Né en 1951 dans le sud de la Tunisie, Bekri a été contraint à l’exil dans les années 1970 après avoir participé à des manifestations pour plus de démocratie et de justice dans son pays. Interdit de séjour en Tunisie pendant treize ans, il s’est installé en France et a puisé dans son expérience de l’éloignement du pays aimé et de l’errance le matériau d’une uvre poétique « digne et fraternelle ». Tahar Bekri est l’auteur d’une douzaine de recueils de poésie dont les thèmes vont de « la brûlante rumeur de la mer » à l’amour, en passant par la découverte de cet « ailleurs, qui est infini » et bien sûr les affres de l’exil.
Rien ne décrit mieux cette voix originale et puissante que cette phrase de Bernard Magnier, des éditions Actes Sud, désignant Bekri comme « un poète de l’élément plus que de l’événement ». Mais cet attachement du poète à la réalité élémentaire passe par la recherche du mot précis, car, ainsi qu’il nous le rappelle citant Rumi, « la parole est l’ombre de la réalité et son accessoire ».

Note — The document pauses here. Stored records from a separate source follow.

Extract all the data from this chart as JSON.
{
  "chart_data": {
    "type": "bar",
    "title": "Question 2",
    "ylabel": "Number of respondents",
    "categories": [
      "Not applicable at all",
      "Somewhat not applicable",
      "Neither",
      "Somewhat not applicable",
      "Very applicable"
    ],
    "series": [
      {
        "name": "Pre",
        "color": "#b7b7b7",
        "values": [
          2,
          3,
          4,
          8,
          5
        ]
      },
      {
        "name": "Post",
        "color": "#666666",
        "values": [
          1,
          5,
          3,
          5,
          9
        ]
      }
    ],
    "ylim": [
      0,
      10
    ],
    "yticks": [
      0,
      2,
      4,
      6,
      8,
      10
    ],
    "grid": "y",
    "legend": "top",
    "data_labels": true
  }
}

Ce qui fait peut-être l’intérêt principal de ce journal, c’est ce qu’il révèle sur le parcours intérieur du poète, sur sa quête des lieux où s’incarner (ce sera la mer, les plages scandinaves « bordées de seigles de mer et de rosiers sauvages », le golfe de Gabès où la pollution est à l’uvre) et ses réflexions sur le sens et la portée de la poésie, plus généralement de la littérature. On verra le poète s’incliner devant ses premiers modèles qui ont pour noms Baudelaire, Flaubert, Gérard de Nerval. L’auteur se pose aussi la question de l’engagement en littérature. La réponse qu’il cherche sans la chercher lui est peut-être fournie par le calligraphe irakien Hassan Massoudy, qui utilise « la calligraphie comme un moyen pour le dialogue entre les cultures ». Dialogue entre la banlieue et le centre, entre le monde arabe et l’Occident, entre l’art populaire et l’élitisme. La poésie comme passerelle, car « la mer est si loin » ! Conclusion en forme d’aphorisme : « L’essentiel est de dire son humanité, de participer à la culture universelle ».